Despite your best efforts to pre-qualify loan recipients, check customer credit references, and vigorously pursue collection, it may become necessary to write off bad debts. Debts can include loans you have made to others, balances due on sales invoices under Accounts receivable, or other assets recording money owed to you. Underlying reasons might include:
Whatever the reason, a debt should only be written off when there is a reasonable and sincere belief it cannot be recovered.
Standards may exist in your jurisdiction for when bad debts can be written off and what evidence may be required to justify the write-off. Check with a local accountant or tax authority for accurate information.
Write-offs of bad debts do not include credits for return of merchandise, price adjustments for faulty or damaged items, or warranty refunds. Those should be handled with credit notes, as described in another Guide.
When a bad debt is written off, an asset that previously had the potential to generate income is converted to an expense. So you must choose an expense account for the write-off. Good practice is to add an account to the Expenses category of your chart of accounts, naming it something like Bad debts. But any suitable expense account can be used.
Use a journal entry to write off a debt. Debit the Bad debts account by the amount being written off. Credit the asset account where the bad debt is recorded by the same amount.

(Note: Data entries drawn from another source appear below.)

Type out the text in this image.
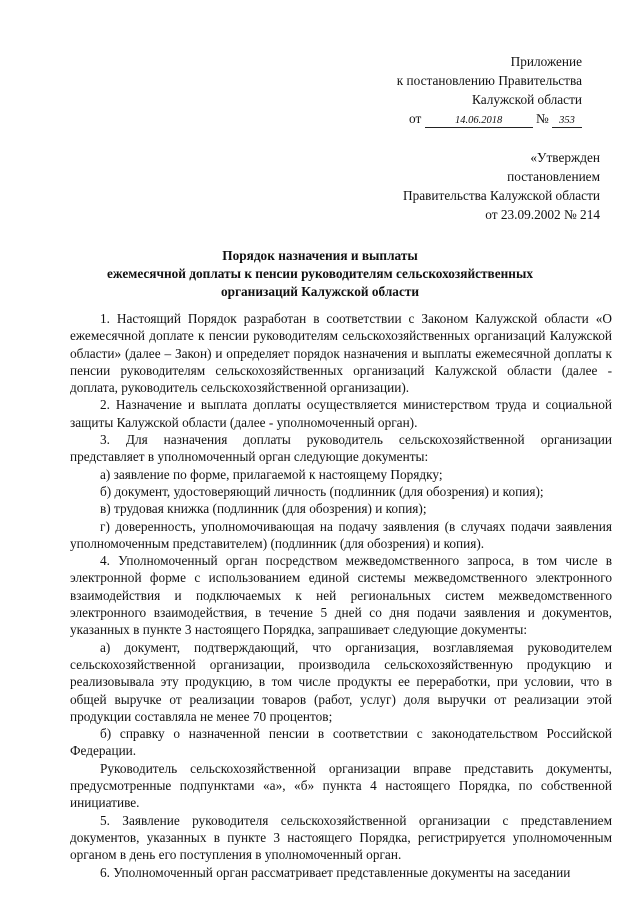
Приложение
к постановлению Правительства
Калужской области
от	14.06.2018	№ 353
«Утвержден
постановлением
Правительства Калужской области
от 23.09.2002 № 214
Порядок назначения и выплаты
ежемесячной доплаты к пенсии руководителям сельскохозяйственных
организаций Калужской области

1. Настоящий Порядок разработан в соответствии с Законом Калужской области «О ежемесячной доплате к пенсии руководителям сельскохозяйственных организаций Калужской области» (далее – Закон) и определяет порядок назначения и выплаты ежемесячной доплаты к пенсии руководителям сельскохозяйственных организаций Калужской области (далее - доплата, руководитель сельскохозяйственной организации).

2. Назначение и выплата доплаты осуществляется министерством труда и социальной защиты Калужской области (далее - уполномоченный орган).

3. Для назначения доплаты руководитель сельскохозяйственной организации представляет в уполномоченный орган следующие документы:

а) заявление по форме, прилагаемой к настоящему Порядку;

б) документ, удостоверяющий личность (подлинник (для обозрения) и копия);

в) трудовая книжка (подлинник (для обозрения) и копия);

г) доверенность, уполномочивающая на подачу заявления (в случаях подачи заявления уполномоченным представителем) (подлинник (для обозрения) и копия).

4. Уполномоченный орган посредством межведомственного запроса, в том числе в электронной форме с использованием единой системы межведомственного электронного взаимодействия и подключаемых к ней региональных систем межведомственного электронного взаимодействия, в течение 5 дней со дня подачи заявления и документов, указанных в пункте 3 настоящего Порядка, запрашивает следующие документы:

а) документ, подтверждающий, что организация, возглавляемая руководителем сельскохозяйственной организации, производила сельскохозяйственную продукцию и реализовывала эту продукцию, в том числе продукты ее переработки, при условии, что в общей выручке от реализации товаров (работ, услуг) доля выручки от реализации этой продукции составляла не менее 70 процентов;

б) справку о назначенной пенсии в соответствии с законодательством Российской Федерации.

Руководитель сельскохозяйственной организации вправе представить документы, предусмотренные подпунктами «а», «б» пункта 4 настоящего Порядка, по собственной инициативе.

5. Заявление руководителя сельскохозяйственной организации с представлением документов, указанных в пункте 3 настоящего Порядка, регистрируется уполномоченным органом в день его поступления в уполномоченный орган.

6. Уполномоченный орган рассматривает представленные документы на заседании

Quick Computer Repair previously invoiced Brilliant Industries 350.00 for computer repair services. No taxes were applied:
Brilliant Industries has gone out of business without paying for the work, so Quick Computer Repair must write off the bad debt. It makes a journal entry, debiting 350.00 to Bad debts and crediting the same amount to Accounts receivable, Brilliant’s subaccount, and the specific sales invoice:
If the original debt was the result of a sales invoice, the journal entry leaves the income in the income account where it was first posted. This preserves a record of the economic activity. But that income is offset by the expense in the Bad debt account.
If the debt being written off was the result of a taxable transaction, things are more complex. You must first determine whether, under local tax law:
In the first case, debit Bad debts for the gross amount of the debt, including taxes. Credit the asset account where the debt is recorded by the same amount. But do not apply any tax codes.
The services in the prior example are subject to a 10% goods and services tax. The original sales invoice was entered as follows:
showing this on the completed sales invoice:
Since the tax is payable regardless of collection status, the debt is written off with the following journal entry. Note the absence of tax codes:
After the journal entry is made, Sales still records the sale at 350.00. Bad debts records the full write-off at 385.00. And 35.00 remains in Tax payable. Thus, Quick Computer Repair incurs a loss on the transaction of 35.00, equal to the tax it must pay on behalf of its defunct customer.
In the second case, not only must the full debt be transferred to expenses, the tax liability must also be eliminated. So apply the relevant tax code to the Bad debt debit.
The journal entry includes gross amounts and applies the tax code only to the debit line. The transaction is designated as a sales adjustment:
Tax is removed from Tax payable. Both Sales and Bad debts include 350.00. The final result is no tax owed to the authority and no net profit on the transaction. But both sales activity and the bad debt are recorded.
Occasionally, a bad debt legitimately thought to be unrecoverable becomes recoverable, such as when:
Do not delete the write-off journal entry. Instead, place the formerly bad debt back into your assets with a reverse journal entry. This time, debit the asset account where the debt was lodged and credit Bad debts.
Brilliant Industries resumes business and notifies Quick Computer Repair it will honor its former obligations. A second journal entry is made:
(This illustration is for the second tax situation, where tax is not payable unless it is collected. In the opposite case, where tax is payable regardless, apply no tax code to Bad debts on the credit side of the journal entry.)
The reversal leaves 35.00 in Tax payable, 350.00 in Sales, and removes the debt amount from Bad debts. Accounts receivable shows 385.00 due from Brilliant Industries, just as though the unfortunate circumstances had never occurred.